Jeff Veltkamp has lived a life full of adventurous experiences – from riding horses in the back country of Montana, coming face-to-face with a grizzly bear, to scaling a mountain peak and cutting through sand dunes on his motorcycle.
Healthy, active and fit, he didn’t expect that a 100 percent blockage in his “widow maker” left coronary artery would threaten his life at age 42. Having a strong family history of heart disease, he thought he might face it someday – although perhaps not so dramatically at such a young age.
Veltkamp ran in track and cross country, both in high school and as a college student at the University of Sioux Falls. When that became hard on his knees, he transitioned into biking.
“I developed a love for being out in the middle of nowhere on the open road. It’s an amazing way to see the state of South Dakota,” he said.
He was training for RASDak, the Ride Across South Dakota, when he left his spin class not feeling quite right. “I had been wanting to get in a good workout and was pushing really hard.”
Arriving home, he felt so warm that he tried lying on the driveway to cool off. A call to Avera’s Ask a Nurse spurred a trip to the emergency room.
Although he and his wife, Mindy, live closer to Avera Heart Hospital, they headed to Avera McKennan Hospital & University Health Center. “I didn’t think it was a heart attack. My fingertips were going numb, but the pain wasn’t overly intense,” Veltkamp said. His wife, however, had wisely grabbed aspirin for him to chew on the way over.
“When we got there, I remember leaning on the counter, saying I’m not doing very well. I felt like life was slipping away from me,” Veltkamp said.
Tests indicated that he was indeed having a heart attack. It was a welcome surprise to see Dr. Alan Sazama as his emergency physician. Sazama had been a student at USF when Veltkamp worked there.
At that point, Veltkamp felt a sense of peace that he was in good hands. “As a person of faith, I know where I’m going. I knew that the doctors could either take care of it, or I would go to meet my savior. Either way, it’s a good day.”
Dr. Jeremy Scott, a cardiologist with North Central Heart Institute and Avera Heart Hospital, happened to be at Avera McKennan that day and could quickly get Veltkamp into the catheterization lab for a procedure to unblock his artery and place a stent to minimize the damage to his heart.
As he recovered, Veltkamp got two types of texts from friends. They either said something like, “Holy cow, you are the healthy one. What’s going to happen to the rest of us!” or “Why should I do all that fitness stuff if someone as healthy as you had a heart attack anyway.”
Yet Veltkamp’s fitness activities likely saved his life rather than causing his heart attack. His provider at North Central Heart, certified nurse practitioner Stephanie Kirkpatrick, told him he probably wouldn’t have made it to the ER had he not been at a good fitness level.
Veltkamp was healthy before his heart attack, yet he adopted a new normal to help him regain heart function and prevent future events. This included going through cardiac rehab at Avera Heart Hospital and changing his eating to incorporate components of a Mediterranean diet, healthier choices and portion control.

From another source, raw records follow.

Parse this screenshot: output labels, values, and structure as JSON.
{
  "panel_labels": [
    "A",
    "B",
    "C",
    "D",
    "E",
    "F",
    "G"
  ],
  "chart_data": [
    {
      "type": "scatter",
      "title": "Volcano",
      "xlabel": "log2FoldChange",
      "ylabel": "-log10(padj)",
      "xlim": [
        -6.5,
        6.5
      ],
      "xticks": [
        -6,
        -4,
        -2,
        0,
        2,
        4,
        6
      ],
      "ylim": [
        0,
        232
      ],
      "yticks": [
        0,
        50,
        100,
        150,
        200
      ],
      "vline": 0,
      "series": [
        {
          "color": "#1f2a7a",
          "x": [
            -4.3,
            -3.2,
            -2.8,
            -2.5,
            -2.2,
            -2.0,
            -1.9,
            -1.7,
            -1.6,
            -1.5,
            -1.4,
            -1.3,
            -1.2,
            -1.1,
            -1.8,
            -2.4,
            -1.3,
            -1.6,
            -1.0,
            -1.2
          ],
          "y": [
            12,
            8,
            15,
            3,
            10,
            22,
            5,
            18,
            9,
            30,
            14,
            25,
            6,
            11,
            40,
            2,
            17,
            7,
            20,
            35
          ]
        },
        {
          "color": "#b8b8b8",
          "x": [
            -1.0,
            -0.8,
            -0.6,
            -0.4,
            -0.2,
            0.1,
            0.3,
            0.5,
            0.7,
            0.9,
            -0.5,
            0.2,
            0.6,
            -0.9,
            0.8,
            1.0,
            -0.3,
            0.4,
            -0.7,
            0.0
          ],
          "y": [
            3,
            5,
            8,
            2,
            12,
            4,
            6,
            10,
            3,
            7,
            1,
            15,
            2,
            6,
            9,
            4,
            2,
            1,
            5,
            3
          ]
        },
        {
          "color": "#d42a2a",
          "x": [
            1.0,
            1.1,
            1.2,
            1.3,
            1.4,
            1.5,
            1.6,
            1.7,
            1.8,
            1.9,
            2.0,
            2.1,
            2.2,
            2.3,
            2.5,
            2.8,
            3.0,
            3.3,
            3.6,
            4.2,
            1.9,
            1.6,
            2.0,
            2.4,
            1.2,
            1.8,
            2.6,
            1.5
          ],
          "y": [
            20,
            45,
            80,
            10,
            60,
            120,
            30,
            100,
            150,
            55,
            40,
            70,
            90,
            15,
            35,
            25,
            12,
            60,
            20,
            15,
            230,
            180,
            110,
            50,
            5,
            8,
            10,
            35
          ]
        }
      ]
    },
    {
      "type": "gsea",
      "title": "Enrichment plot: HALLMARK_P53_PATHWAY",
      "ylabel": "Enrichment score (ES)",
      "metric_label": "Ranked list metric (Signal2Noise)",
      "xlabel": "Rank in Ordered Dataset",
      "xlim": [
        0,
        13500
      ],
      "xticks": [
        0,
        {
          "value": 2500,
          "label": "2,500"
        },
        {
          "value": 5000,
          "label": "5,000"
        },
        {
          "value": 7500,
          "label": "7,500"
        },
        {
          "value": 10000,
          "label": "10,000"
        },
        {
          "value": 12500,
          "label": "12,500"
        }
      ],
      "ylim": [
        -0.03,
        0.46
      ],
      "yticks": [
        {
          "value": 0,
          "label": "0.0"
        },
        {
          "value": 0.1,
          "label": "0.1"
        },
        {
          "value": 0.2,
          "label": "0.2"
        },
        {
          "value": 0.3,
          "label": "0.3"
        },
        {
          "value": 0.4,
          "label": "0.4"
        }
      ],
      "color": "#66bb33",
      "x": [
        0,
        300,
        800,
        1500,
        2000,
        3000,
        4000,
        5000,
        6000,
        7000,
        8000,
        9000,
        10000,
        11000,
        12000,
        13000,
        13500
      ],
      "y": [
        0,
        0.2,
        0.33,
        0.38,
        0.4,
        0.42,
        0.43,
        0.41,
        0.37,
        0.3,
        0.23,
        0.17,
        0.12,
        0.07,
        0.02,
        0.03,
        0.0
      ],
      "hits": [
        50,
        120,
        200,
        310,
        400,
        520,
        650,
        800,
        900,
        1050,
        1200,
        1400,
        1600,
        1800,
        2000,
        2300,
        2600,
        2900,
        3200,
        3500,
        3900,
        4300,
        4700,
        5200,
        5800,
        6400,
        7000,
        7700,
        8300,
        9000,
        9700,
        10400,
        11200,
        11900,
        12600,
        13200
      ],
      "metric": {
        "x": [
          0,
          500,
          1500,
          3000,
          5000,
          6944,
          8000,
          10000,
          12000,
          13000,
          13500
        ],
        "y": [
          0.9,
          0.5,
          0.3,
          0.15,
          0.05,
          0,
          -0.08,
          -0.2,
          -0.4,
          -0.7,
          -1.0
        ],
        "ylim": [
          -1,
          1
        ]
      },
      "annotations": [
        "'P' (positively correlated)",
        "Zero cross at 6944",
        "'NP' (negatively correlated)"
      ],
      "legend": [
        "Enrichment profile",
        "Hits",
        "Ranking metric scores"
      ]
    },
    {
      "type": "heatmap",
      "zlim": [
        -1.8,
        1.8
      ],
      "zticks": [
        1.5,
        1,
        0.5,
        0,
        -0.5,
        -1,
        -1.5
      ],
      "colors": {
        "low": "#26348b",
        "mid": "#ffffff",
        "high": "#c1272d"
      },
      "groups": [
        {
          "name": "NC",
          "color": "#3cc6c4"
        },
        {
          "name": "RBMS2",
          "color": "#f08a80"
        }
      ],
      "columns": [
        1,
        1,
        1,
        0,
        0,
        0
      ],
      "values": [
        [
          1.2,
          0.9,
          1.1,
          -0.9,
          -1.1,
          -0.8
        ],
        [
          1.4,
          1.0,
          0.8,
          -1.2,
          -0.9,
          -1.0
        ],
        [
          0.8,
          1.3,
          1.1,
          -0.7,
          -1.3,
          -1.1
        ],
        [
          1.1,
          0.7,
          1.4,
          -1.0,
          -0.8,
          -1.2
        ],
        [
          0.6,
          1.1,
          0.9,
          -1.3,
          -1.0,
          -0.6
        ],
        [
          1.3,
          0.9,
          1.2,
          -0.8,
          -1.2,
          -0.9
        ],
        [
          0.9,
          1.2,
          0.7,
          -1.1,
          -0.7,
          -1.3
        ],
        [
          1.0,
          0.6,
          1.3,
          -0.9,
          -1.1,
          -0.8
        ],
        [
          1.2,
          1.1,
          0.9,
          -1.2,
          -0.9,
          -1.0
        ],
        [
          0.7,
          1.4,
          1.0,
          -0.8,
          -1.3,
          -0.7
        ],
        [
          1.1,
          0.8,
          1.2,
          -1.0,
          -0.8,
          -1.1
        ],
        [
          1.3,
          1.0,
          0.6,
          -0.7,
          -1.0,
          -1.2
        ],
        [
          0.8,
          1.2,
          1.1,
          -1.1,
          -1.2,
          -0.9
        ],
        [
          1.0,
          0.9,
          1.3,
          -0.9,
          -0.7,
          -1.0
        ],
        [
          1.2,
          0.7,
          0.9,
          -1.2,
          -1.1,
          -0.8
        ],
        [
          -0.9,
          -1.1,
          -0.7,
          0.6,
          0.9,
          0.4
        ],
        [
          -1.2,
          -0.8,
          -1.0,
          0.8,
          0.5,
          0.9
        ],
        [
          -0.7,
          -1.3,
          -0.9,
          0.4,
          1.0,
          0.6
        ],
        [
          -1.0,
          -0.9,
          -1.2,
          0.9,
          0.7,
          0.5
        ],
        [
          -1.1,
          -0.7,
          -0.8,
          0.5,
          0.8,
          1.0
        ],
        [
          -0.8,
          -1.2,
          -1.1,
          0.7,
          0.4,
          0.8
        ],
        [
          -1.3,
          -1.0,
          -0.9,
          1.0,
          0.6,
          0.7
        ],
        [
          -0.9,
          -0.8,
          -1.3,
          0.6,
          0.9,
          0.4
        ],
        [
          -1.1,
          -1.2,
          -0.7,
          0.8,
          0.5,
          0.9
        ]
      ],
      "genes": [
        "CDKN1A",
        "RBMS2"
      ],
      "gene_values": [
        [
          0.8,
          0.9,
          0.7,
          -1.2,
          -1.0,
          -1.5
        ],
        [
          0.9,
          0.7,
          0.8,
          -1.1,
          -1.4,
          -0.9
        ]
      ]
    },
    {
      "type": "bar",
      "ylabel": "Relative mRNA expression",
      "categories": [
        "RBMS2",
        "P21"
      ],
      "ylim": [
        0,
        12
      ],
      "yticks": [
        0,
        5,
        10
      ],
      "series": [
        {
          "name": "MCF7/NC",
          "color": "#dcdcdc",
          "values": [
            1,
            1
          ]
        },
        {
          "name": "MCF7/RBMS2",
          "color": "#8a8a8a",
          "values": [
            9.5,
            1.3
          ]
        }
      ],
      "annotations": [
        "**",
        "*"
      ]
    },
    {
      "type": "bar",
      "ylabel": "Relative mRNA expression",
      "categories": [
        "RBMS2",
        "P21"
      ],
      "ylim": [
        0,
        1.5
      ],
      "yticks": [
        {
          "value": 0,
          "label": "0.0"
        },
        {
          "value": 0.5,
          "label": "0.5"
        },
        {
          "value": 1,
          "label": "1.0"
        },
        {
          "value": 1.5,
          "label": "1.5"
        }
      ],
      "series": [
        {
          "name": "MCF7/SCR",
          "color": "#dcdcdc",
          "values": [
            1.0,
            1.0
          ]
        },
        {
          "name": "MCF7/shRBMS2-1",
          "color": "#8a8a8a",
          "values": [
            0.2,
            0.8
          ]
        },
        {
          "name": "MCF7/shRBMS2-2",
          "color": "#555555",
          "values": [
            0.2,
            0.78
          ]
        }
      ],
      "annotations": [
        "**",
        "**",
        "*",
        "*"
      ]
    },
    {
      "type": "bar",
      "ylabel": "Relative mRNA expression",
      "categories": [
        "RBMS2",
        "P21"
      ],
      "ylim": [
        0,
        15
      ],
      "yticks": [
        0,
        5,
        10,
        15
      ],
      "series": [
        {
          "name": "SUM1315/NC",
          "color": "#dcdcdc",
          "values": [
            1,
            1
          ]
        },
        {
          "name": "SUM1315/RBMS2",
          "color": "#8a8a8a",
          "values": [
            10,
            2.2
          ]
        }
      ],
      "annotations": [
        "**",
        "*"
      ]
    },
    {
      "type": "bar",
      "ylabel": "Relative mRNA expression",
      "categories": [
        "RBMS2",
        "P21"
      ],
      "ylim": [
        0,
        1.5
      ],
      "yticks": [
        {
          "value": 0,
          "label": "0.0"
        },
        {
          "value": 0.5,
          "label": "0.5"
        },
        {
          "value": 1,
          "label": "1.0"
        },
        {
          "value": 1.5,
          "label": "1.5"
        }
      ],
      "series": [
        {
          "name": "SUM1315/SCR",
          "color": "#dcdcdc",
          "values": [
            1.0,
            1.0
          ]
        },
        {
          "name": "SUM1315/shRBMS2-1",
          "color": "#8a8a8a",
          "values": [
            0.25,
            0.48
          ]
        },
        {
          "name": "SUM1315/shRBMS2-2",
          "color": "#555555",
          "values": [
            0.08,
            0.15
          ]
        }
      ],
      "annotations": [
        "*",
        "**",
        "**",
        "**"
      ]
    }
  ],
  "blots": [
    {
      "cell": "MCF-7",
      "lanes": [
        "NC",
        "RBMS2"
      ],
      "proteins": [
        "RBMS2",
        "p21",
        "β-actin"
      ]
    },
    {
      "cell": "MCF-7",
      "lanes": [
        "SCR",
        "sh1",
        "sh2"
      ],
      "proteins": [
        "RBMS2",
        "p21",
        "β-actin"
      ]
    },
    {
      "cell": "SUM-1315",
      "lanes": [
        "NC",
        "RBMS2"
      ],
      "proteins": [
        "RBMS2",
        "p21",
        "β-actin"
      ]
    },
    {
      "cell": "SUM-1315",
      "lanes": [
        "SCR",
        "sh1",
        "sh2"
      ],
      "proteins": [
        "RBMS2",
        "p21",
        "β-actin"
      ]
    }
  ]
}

Veltkamp is director of development for the South Dakota Community Foundation. He’s back to an active lifestyle that includes biking.
His advice to others includes paying attention to what your body is telling you. If something doesn’t feel right, get checked out. And get regular preventive care with a provider you trust.
“In hindsight, I look at this event as a blessing. I met some wonderful people along the way, from the doctors and nurses to the team in cardiac rehab,” Veltkamp said.
“It was a great way to focus on what’s important in life and what is not.”
He’s 42, an avid cyclist — and a heart attack survivor.